Now we all know how to spoof DNS.
Okay, so Matasano pulled the blog pretty quickly, but by then it had already been copied to server upon server, and some of those copies are held by people who don’t want to take the information off the Internet.
Clearly, Information Wants To Be Free.
There’s an expression I never quite got the hang of – “Information Wants To Be Free”, cry the free software guys (who believe that software is information, rather than expression, which is a different argument entirely) – and the sole argument they have for this is that once information is freed, it’s impossible to unfree it. A secret once told is no longer a secret.
There’s an allusion to the way in which liquid ‘wants to be at its lowest level’ (unless it’s liquid helium, which tends to climb up the sides of the beaker when you’re not looking), in that if you can’t easily put something back to where it used to be, then where it used to be is not where it wants to be.
So, information wants to be free, and Richard Stallmann’s bicycle tyre wants to have a puncture.

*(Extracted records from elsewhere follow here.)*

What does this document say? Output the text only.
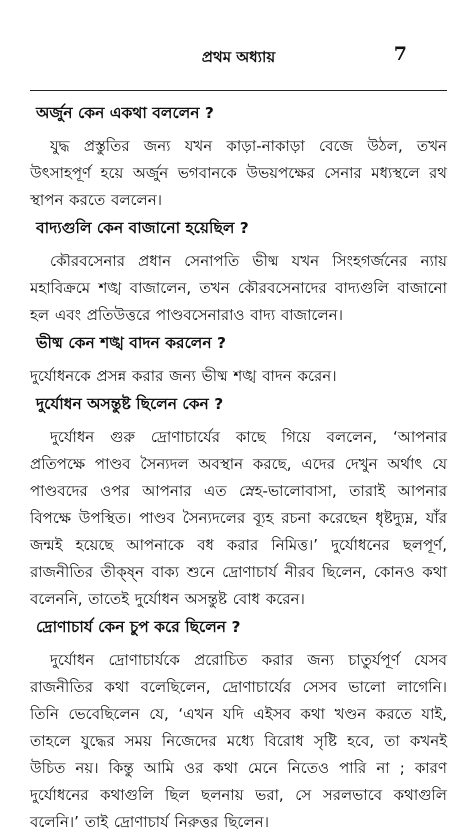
প্রথম অধ্যায়	7
অর্জুন কেন একথা বললেন ?

যুদ্ধ প্রস্তুতির জন্য যখন কাড়া-নাকাড়া বেজে উঠল, তখন উৎসাহপূর্ণ হয়ে অর্জুন ভগবানকে উভয়পক্ষের সেনার মধ্যস্থলে রথ স্থাপন করতে বললেন।

বাদ্যগুলি কেন বাজানো হয়েছিল ?

কৌরবসেনার প্রধান সেনাপতি ভীষ্ম যখন সিংহগর্জনের ন্যায় মহাবিক্রমে শঙ্খ বাজালেন, তখন কৌরবসেনাদের বাদ্যগুলি বাজানো হল এবং প্রতিউত্তরে পাণ্ডবসেনারাও বাদ্য বাজালেন।

ভীষ্ম কেন শঙ্খ বাদন করলেন ?

দুর্যোধনকে প্রসন্ন করার জন্য ভীষ্ম শঙ্খ বাদন করেন।

দুর্যোধন অসন্তুষ্ট ছিলেন কেন ?

দুর্যোধন গুরু দ্রোণাচার্যের কাছে গিয়ে বললেন, ‘আপনার প্রতিপক্ষে পাণ্ডব সৈন্যদল অবস্থান করছে, এদের দেখুন অর্থাৎ যে পাণ্ডবদের ওপর আপনার এত স্নেহ-ভালোবাসা, তারাই আপনার বিপক্ষে উপস্থিত। পাণ্ডব সৈন্যদলের ব্যূহ রচনা করেছেন ধৃষ্টদ্যুম্ন, যাঁর জন্মই হয়েছে আপনাকে বধ করার নিমিত্ত।’ দুর্যোধনের ছলপূর্ণ, রাজনীতির তীক্ষ্ন বাক্য শুনে দ্রোণাচার্য নীরব ছিলেন, কোনও কথা বলেননি, তাতেই দুর্যোধন অসন্তুষ্ট বোধ করেন।

দ্রোণাচার্য কেন চুপ করে ছিলেন ?

দুর্যোধন দ্রোণাচার্যকে প্ররোচিত করার জন্য চাতুর্যপূর্ণ যেসব রাজনীতির কথা বলেছিলেন, দ্রোণাচার্যের সেসব ভালো লাগেনি। তিনি ভেবেছিলেন যে, ‘এখন যদি এইসব কথা খণ্ডন করতে যাই, তাহলে যুদ্ধের সময় নিজেদের মধ্যে বিরোধ সৃষ্টি হবে, তা কখনই উচিত নয়। কিন্তু আমি ওর কথা মেনে নিতেও পারি না ; কারণ দুর্যোধনের কথাগুলি ছিল ছলনায় ভরা, সে সরলভাবে কথাগুলি বলেনি।’ তাই দ্রোণাচার্য নিরুত্তর ছিলেন।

I can immediately think of only one extra piece of advice I’d have given to the teams patching this on top of what I said in my previous blog, and that’s something that, in testing, I find the Windows Server 2003 DNS server was doing anyway.
So, that’s alright then.
Well, not entirely – I do have some minor misgivings that I hope I’ve raised to the right people.
But in answer to something that was asked on the newsgroups, no I don’t think you should hold off patching – the patch has some manual elements to it, in that you have to make sure the DNS server doesn’t impinge on your existing UDP services (and most of you won’t have that many), but patching is really a whole lot better than the situation you could find yourself in if you don’t patch.
And Dan, if you’re reading this – hi – great job in getting the big players to all work together, and quite frankly, the secrecy lasted longer than I expected it to. Good job, and thanks for trying to let us all get ourselves patched before your moment of glory at BlackHat.